Flash floods and landslides brought by tropical storm Kammuri since Saturday have battered mountainous villages in northern Vietnam…

Flash floods and landslides brought by tropical storm Kammuri since Saturday have battered mountainous villages in northern Vietnam, killing more than 100 people and leaving 48 missing, the government said today.

The toll from the disaster is expected to rise. Communication links were still cut off for many affected areas even though river waters were receding after nearing their highest level in four decades, disaster officials said.

A tropical low-pressure system in the Tonkin Gulf and moving towards the northern region, would dump heavy rains and trigger landslides from late tonday, the government said in an urgent message to the military, police and rescue forces.

It urged disaster management authorities to tighten monitoring of river and sea dykes and "to actively evacuate people and property from dangerous areas".

Authorities in coastal provinces should direct ships out of the path of the low-pressure system, often the first stage of a tropical storm, the government said.

Lao Cai province, bordering China, was the hardest hit with 38 people missing and 36 people killed since late last week, the National Centre for Flood and Storm Prevention said in a report.

Officials in Lao Cai, popular among foreign tourists for its mountain resort town of Sapa, said all of the dead and missing were local people whose homes were washed away by flash floods.

At least 33 people were killed in the neighbouring province of Yen Bai, many buried alive as landslides hit at night as they slept.

Prices of vegetables, pork and chicken have been surging in Yen Bai, where residents also rushed to stockpile fresh water and instant food on fear of prolonged powercuts, the Tien Phong newspaper said.
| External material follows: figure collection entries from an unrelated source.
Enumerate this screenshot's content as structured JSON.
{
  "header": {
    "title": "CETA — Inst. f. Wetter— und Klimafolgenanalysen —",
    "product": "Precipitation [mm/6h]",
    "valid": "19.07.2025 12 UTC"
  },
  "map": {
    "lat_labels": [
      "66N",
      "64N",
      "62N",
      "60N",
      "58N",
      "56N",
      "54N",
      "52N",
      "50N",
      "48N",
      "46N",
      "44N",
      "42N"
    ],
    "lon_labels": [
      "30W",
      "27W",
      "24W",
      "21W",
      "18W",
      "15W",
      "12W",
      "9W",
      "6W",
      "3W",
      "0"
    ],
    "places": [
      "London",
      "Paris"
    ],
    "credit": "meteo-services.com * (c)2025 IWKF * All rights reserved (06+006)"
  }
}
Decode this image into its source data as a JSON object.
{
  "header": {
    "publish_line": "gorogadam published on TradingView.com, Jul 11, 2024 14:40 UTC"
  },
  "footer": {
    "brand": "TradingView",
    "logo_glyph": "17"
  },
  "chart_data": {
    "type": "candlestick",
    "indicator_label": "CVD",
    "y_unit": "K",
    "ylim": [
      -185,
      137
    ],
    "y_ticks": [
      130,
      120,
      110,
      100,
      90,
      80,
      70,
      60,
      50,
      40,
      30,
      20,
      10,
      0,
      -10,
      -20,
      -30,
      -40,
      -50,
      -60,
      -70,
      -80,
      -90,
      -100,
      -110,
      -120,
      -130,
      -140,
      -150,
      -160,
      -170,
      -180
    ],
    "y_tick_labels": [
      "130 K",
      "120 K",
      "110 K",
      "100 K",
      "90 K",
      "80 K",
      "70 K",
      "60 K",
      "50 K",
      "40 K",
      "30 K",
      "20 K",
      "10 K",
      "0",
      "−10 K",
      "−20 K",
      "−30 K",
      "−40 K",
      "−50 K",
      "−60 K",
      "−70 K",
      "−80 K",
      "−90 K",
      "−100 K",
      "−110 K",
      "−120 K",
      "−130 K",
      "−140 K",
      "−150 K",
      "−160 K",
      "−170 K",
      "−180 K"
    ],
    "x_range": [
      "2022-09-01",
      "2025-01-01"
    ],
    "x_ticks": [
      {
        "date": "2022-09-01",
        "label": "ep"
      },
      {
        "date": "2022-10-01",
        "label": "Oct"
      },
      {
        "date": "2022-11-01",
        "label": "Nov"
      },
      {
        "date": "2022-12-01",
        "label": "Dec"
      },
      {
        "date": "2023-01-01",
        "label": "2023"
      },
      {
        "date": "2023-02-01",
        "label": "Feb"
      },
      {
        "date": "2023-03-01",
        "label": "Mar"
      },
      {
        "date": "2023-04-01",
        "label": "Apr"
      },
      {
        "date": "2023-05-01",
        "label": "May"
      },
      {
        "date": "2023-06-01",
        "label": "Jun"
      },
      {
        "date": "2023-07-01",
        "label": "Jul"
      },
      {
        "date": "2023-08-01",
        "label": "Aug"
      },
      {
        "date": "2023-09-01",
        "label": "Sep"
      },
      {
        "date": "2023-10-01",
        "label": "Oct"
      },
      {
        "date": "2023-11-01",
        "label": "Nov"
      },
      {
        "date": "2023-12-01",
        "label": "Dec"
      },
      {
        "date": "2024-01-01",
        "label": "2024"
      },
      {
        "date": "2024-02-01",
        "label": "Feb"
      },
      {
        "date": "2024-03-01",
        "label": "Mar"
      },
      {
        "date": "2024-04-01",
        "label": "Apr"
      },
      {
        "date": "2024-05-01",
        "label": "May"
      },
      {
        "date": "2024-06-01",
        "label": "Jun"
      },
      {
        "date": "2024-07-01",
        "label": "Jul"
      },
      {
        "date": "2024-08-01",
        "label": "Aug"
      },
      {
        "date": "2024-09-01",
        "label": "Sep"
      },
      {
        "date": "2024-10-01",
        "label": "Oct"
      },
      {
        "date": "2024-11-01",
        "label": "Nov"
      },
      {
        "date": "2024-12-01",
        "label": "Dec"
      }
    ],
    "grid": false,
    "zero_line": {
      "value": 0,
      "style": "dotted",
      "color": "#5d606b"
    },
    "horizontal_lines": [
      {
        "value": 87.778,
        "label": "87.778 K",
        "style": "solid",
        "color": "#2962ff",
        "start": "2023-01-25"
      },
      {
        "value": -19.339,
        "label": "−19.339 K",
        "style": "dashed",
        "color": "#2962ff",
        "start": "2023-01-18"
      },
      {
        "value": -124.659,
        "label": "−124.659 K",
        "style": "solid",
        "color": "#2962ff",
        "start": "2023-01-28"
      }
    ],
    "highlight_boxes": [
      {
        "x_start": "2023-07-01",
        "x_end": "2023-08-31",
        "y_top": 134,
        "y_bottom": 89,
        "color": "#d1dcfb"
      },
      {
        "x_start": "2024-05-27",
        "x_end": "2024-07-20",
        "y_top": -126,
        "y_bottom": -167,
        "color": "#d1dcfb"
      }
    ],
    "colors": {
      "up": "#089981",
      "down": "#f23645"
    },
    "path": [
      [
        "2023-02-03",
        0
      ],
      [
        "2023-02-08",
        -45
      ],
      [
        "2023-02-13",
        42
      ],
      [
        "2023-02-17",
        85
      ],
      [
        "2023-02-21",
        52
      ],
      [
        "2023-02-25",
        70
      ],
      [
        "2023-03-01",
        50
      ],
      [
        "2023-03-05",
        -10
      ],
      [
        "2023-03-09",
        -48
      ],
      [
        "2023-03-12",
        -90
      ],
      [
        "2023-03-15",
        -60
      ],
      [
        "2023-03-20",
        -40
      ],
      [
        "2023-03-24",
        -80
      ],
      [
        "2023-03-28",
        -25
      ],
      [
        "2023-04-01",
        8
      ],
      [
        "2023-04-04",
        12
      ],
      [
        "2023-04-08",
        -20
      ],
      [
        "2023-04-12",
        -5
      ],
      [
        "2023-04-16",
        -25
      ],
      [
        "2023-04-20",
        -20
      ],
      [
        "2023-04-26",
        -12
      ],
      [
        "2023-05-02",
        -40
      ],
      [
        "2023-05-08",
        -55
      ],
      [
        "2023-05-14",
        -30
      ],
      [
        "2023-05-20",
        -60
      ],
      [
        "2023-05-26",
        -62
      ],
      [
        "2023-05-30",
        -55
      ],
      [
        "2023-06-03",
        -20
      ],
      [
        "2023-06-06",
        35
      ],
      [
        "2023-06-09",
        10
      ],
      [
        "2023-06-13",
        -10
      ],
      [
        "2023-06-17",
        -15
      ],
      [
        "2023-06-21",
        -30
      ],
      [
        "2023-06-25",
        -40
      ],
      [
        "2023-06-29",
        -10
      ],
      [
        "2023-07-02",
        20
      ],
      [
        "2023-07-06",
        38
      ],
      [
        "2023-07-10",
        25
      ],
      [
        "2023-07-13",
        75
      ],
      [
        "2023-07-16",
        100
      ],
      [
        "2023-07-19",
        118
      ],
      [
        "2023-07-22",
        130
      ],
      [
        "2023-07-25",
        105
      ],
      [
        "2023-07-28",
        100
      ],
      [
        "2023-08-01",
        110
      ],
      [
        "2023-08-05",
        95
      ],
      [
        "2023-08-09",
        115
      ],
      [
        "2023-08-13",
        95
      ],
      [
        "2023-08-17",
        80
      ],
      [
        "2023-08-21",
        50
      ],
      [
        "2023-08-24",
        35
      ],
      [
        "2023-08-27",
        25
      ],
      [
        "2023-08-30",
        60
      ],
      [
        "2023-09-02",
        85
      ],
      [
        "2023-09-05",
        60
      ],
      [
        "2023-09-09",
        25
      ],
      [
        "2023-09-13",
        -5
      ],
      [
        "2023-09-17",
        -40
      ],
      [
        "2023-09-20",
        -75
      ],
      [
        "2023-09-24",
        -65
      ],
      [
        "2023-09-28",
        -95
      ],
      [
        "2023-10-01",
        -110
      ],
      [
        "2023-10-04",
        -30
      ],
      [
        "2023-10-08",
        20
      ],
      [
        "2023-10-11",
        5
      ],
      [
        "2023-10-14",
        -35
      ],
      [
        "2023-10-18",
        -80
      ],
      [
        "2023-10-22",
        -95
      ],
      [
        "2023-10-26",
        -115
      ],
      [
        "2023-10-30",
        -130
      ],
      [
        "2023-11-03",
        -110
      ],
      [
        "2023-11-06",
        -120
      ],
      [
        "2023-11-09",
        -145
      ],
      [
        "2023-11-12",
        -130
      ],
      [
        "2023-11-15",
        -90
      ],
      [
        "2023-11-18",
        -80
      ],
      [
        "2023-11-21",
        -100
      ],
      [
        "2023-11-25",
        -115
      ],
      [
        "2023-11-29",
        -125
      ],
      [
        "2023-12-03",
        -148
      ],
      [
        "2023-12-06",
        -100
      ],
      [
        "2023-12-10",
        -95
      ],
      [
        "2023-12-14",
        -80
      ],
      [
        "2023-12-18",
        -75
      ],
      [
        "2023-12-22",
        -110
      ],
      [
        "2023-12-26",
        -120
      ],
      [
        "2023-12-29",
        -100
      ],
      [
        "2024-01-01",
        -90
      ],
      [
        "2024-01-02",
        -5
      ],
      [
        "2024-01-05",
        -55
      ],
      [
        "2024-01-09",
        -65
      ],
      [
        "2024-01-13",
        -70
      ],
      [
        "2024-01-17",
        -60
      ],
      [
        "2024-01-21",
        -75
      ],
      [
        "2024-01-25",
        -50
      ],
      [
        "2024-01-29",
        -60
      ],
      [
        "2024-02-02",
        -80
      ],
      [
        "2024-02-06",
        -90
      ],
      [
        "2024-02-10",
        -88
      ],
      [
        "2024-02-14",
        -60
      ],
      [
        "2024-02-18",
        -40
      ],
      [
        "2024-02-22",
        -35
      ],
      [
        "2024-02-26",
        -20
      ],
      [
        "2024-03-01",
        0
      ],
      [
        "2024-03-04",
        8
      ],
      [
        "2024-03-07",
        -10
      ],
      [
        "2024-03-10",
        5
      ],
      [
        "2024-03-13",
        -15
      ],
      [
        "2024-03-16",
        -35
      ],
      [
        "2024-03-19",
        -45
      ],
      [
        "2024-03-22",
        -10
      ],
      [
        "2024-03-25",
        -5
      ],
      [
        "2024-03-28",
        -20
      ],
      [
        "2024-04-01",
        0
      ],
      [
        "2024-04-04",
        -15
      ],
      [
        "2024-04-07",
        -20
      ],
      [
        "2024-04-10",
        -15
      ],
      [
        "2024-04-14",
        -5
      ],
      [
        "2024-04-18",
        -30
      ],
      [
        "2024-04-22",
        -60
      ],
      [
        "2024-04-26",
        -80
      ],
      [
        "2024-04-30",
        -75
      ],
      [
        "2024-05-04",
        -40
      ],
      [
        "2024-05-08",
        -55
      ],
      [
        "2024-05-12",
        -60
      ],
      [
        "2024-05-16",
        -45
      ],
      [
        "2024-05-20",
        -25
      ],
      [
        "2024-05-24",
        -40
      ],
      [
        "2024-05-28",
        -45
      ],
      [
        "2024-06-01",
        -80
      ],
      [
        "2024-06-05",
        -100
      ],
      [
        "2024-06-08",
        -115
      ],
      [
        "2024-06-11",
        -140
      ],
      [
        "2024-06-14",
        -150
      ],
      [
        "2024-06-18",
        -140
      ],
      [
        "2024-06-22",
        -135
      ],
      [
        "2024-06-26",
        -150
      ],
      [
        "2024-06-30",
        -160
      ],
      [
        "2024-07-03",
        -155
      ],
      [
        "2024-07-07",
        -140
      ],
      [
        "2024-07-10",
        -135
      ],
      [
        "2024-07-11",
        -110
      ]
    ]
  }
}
About 1,600 passengers, more than half of them foreign tourists on their way to Sapa, have been stranded in Yen Bai since Saturday after their trains had to stop to avoid landslides.

River waters in Yen Bai peaked on Sunday at close to the record level in 1968, the government said.

Roads and bridges were destroyed, preventing aid from reaching affected areas, while 4,230 homes remained inundated and nearly 9,000 hectares (22,240 acres) of rice and other crops in the region have been destroyed, the report said.

The disasters struck a region about 1,500 km (930 miles) north of Vietnam's main rice and coffee production zones.

The Border Guard Command and Lao Cai police said they had sent 1,100 troops to search for the missing and evacuate residents from the areas vulnerable to floods and landslides.